Es curioso cómo el sistema se vuelve extraordinariamente severo con quienes aspiran a ser sus educadores, mientras se muestra extraordinariamente flexible con quienes serán sus educandos. A unos se les exige la perfección bajo presión, para luego exigirles en el aula que evalúen únicamente la intención.

No me malinterpreten. Nadie defiende aquí que un docente escriba con faltas o que no se adapte a las formas exigidas, pero habría que diferenciar entre errores graves, erratas y descuidos, aplicando descuentos proporcionales y razonados, valorando la ortografía y las formas como un criterio más, no como un elemento absoluto con capacidad para invalidar por sí solo.

Porque la cuestión no es si son importantes que lo son, sino si son proporcionales. Debiéramos plantearnos si la ausencia de un título en un A4 debe pesar más que una propuesta didáctica brillante, o si en una prueba que pretende medir la aptitud pedagógica tiene sentido que alguien que ha dejado al tribunal boquiabierto con su defensa quede fuera porque no firmó con el bolígrafo adecuado. El objetivo no debiera ser encontrar al opositor perfecto, sino al docente necesario.

La lista de situaciones surrealistas es larga, personas con plaza ganada que quedan eliminadas por presentar una programación con el membrete equivocado, aspirantes que olvidan firmar en un rincón del folio y descubren que no fue una errata, sino una sentencia, errores gramaticales que no son sistémicos ni graves, como sí lo sería el desconocimiento o la incoherencia expresiva, sino simples fallos aislados comprensibles en el contexto del examen, donde el continente corre el riesgo de pesar más que el contenido.

Algunos llevamos años exigiendo un nuevo modelo de acceso más justo, más pedagógico y más coherente con la realidad educativa. Un sistema que evalúe competencias reales en el aula, que valore la experiencia y la vocación, que penalice, el desconocimiento, y también el defecto de forma o las faltas ortográficas, por supuesto, porque importan y mucho, pero que no debieran aplastar el talento docente. Es decir, un sistema que no confunda excelencia con perfección técnica, ni competencia educativa con pulcritud administrativa.

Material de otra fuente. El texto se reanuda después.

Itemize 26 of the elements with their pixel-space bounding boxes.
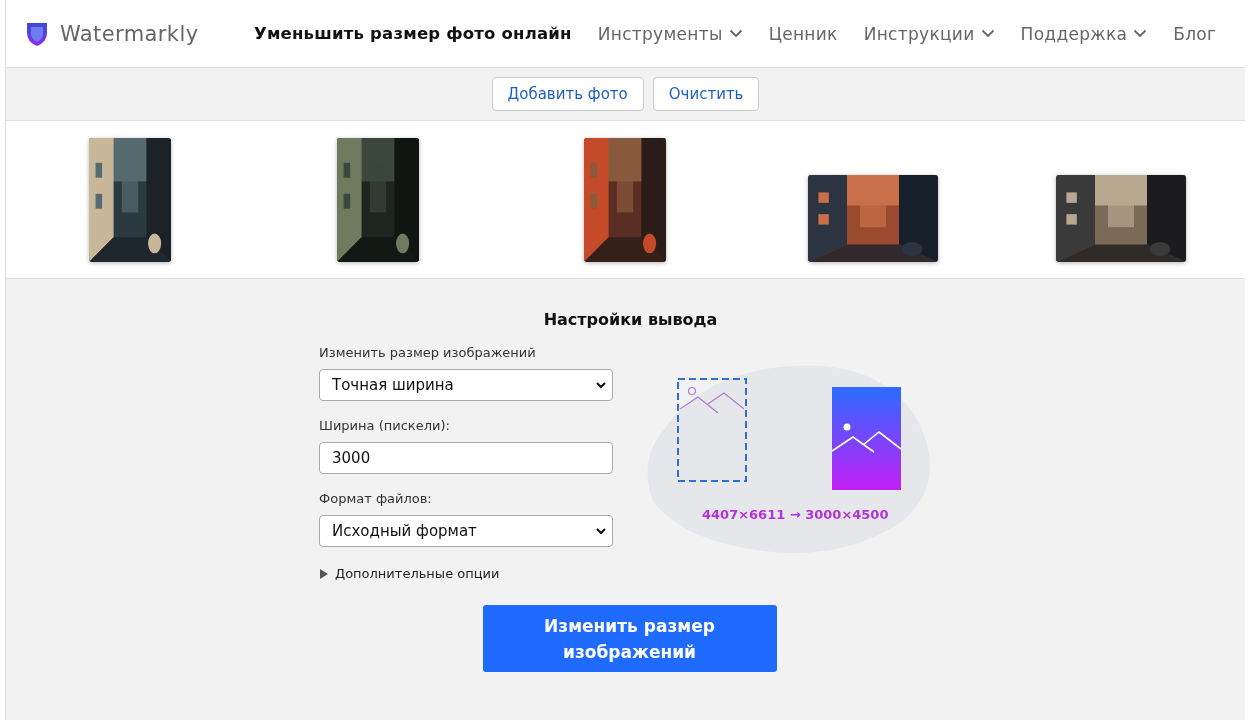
chevron-down-icon bbox=[728, 29, 743, 38]
chevron-down-icon bbox=[980, 29, 995, 38]
chevron-down-icon bbox=[596, 527, 606, 535]
more-options-toggle[interactable]: Дополнительные опции bbox=[319, 566, 500, 581]
field-label: Формат файлов: bbox=[319, 491, 433, 506]
field-label: Ширина (пискели): bbox=[319, 418, 451, 433]
width-input[interactable]: 3000 bbox=[319, 442, 613, 474]
dropdown-field[interactable]: Точная ширина bbox=[319, 369, 613, 401]
field-label: Изменить размер изображений bbox=[319, 345, 537, 360]
nav-link[interactable]: Поддержка bbox=[1020, 23, 1148, 44]
nav-link[interactable]: Ценник bbox=[768, 23, 838, 44]
resize-button[interactable]: Изменить размер изображений bbox=[482, 605, 777, 672]
disclosure-triangle-icon bbox=[319, 568, 329, 579]
nav-link[interactable]: Инструкции bbox=[863, 23, 995, 44]
nav-link[interactable]: Блог bbox=[1173, 23, 1217, 44]
dropdown-field[interactable]: Исходный формат bbox=[319, 515, 613, 547]
chevron-down-icon bbox=[596, 381, 606, 389]
nav-link[interactable]: Уменьшить размер фото онлайн bbox=[254, 24, 572, 43]
chevron-down-icon bbox=[1133, 29, 1148, 38]
toolbar-button[interactable]: Добавить фото bbox=[491, 77, 644, 111]
section-title: Настройки вывода bbox=[543, 310, 718, 329]
nav-link[interactable]: Инструменты bbox=[597, 23, 743, 44]
brand-name[interactable]: Watermarkly bbox=[60, 21, 199, 46]
shield-logo-icon[interactable] bbox=[25, 20, 49, 47]
dimensions-caption: 4407×6611 → 3000×4500 bbox=[702, 507, 889, 522]
toolbar-button[interactable]: Очистить bbox=[652, 77, 760, 111]
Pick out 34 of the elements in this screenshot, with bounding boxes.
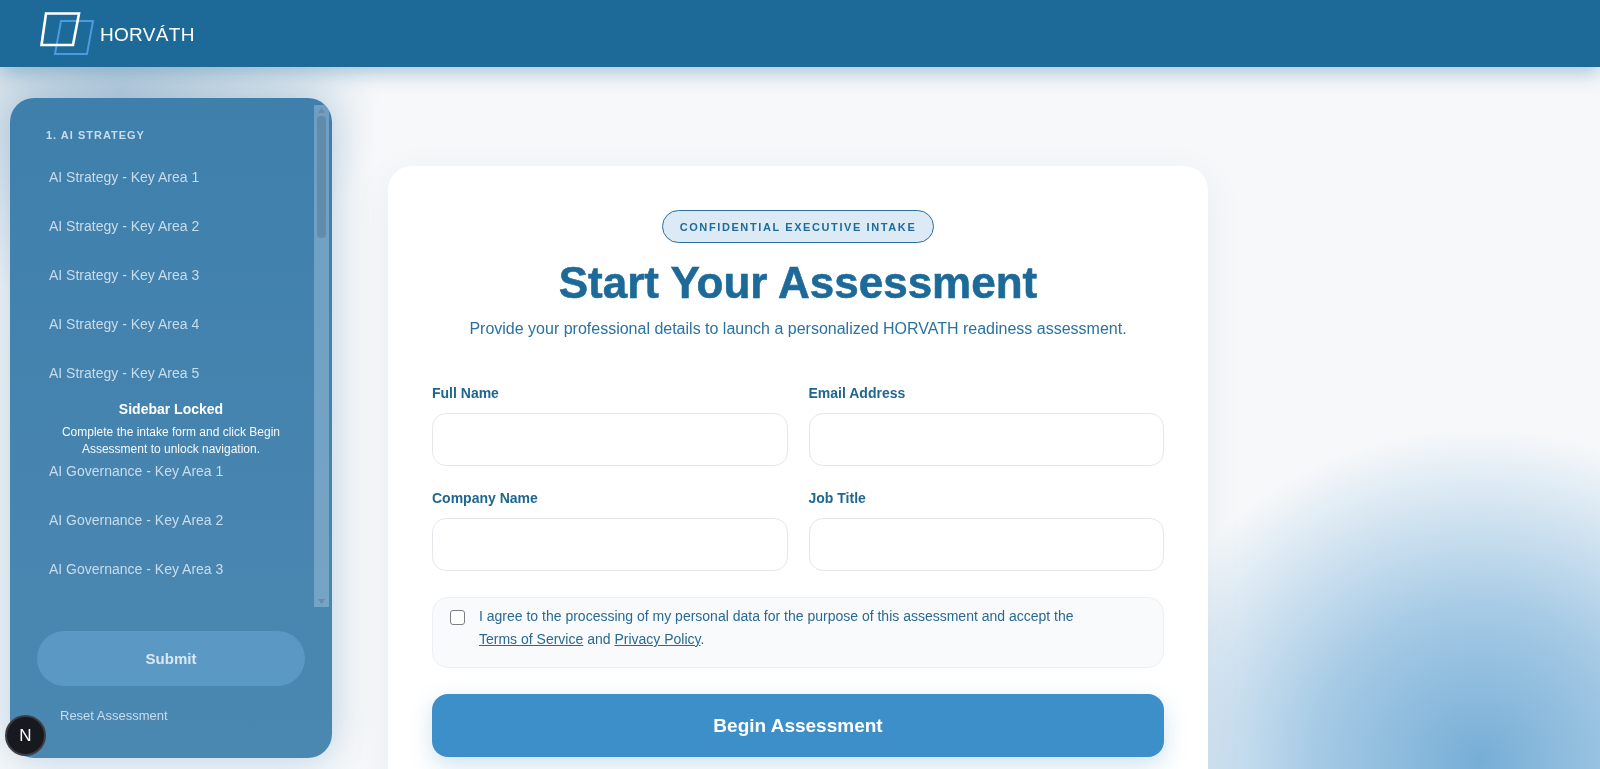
sidebar-item[interactable]: AI Governance - Key Area 2 <box>49 511 224 529</box>
scrollbar[interactable] <box>314 105 329 607</box>
brand-name: HORVÁTH <box>100 23 195 46</box>
submit-button[interactable]: Submit <box>37 631 305 686</box>
consent-link[interactable]: Terms of Service <box>479 631 584 647</box>
input-field[interactable] <box>808 518 1164 571</box>
consent-text: I agree to the processing of my personal data for the purpose of this assessment and accept the Terms of Service and Privacy Policy. <box>479 607 1075 649</box>
sidebar-section-header[interactable]: 1. AI STRATEGY <box>46 128 145 142</box>
page-title: Start Your Assessment <box>558 259 1038 307</box>
sidebar-item[interactable]: AI Strategy - Key Area 2 <box>49 217 200 235</box>
begin-assessment-button[interactable]: Begin Assessment <box>432 694 1164 757</box>
caret-down-icon[interactable] <box>318 599 325 604</box>
input-field[interactable] <box>808 413 1164 466</box>
sidebar-item[interactable]: AI Strategy - Key Area 1 <box>49 168 200 186</box>
field-label: Job Title <box>808 489 866 507</box>
sidebar-item[interactable]: AI Governance - Key Area 1 <box>49 462 224 480</box>
logo-icon <box>40 11 96 56</box>
intake-badge: CONFIDENTIAL EXECUTIVE INTAKE <box>661 210 935 243</box>
input-field[interactable] <box>432 413 788 466</box>
sidebar-item[interactable]: AI Strategy - Key Area 3 <box>49 266 200 284</box>
sidebar-item[interactable]: AI Strategy - Key Area 5 <box>49 364 200 382</box>
field-label: Full Name <box>432 384 499 402</box>
scrollbar-thumb[interactable] <box>317 116 326 238</box>
caret-up-icon[interactable] <box>318 108 325 113</box>
reset-link[interactable]: Reset Assessment <box>60 708 168 723</box>
input-field[interactable] <box>432 518 788 571</box>
lock-message: Complete the intake form and click Begin Assessment to unlock navigation. <box>60 424 282 458</box>
lock-title: Sidebar Locked <box>118 400 224 418</box>
page-subtitle: Provide your professional details to launch a personalized HORVATH readiness assessment. <box>469 319 1127 339</box>
checkbox[interactable] <box>450 610 465 625</box>
sidebar-item[interactable]: AI Governance - Key Area 3 <box>49 560 224 578</box>
field-label: Company Name <box>432 489 538 507</box>
field-label: Email Address <box>808 384 906 402</box>
sidebar-item[interactable]: AI Strategy - Key Area 4 <box>49 315 200 333</box>
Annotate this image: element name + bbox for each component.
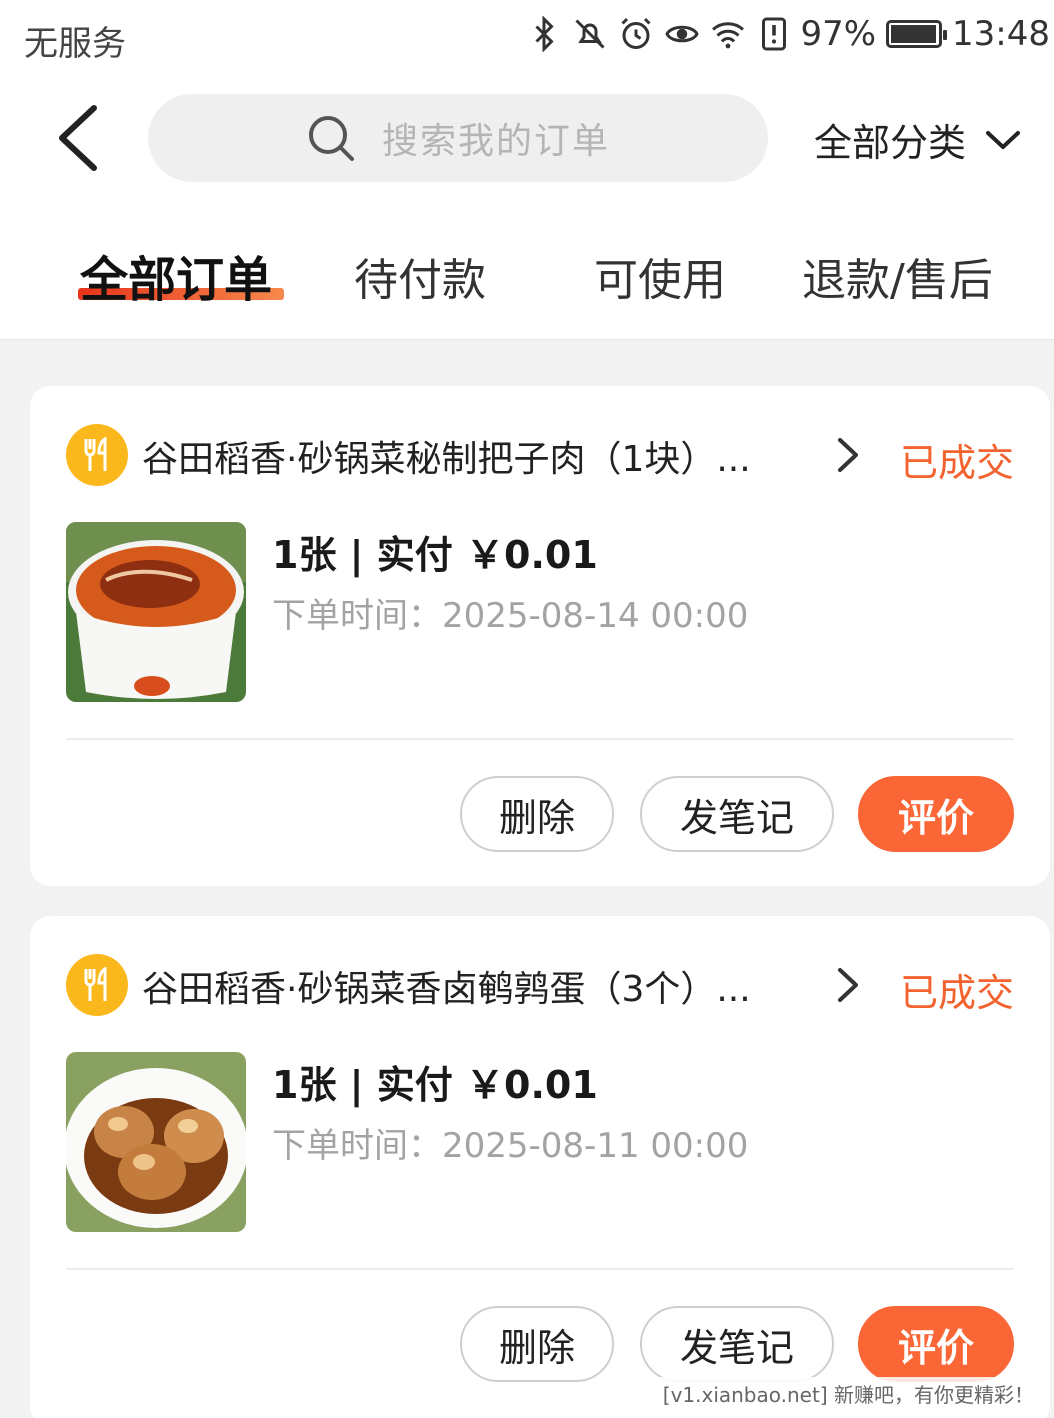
watermark-text: [v1.xianbao.net] 新赚吧，有你更精彩！ <box>656 1377 1040 1410</box>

Porque la función del docente no es solo escribir sin errores, sino enseñar, motivar, crear un clima de aprendizaje y transformar la realidad del aula. Un opositor que domina el temario, expone con solvencia y presenta propuestas didácticas innovadoras no debiera quedar excluido por una falta ortográfica puntual o un defecto u olvido en las formas si demuestra que en el aula sabe enseñar a no cometerlas.

Al final, pudiera ser que la tilde que hoy excluye al docente brillante nos impida poner el acento en lo más importante.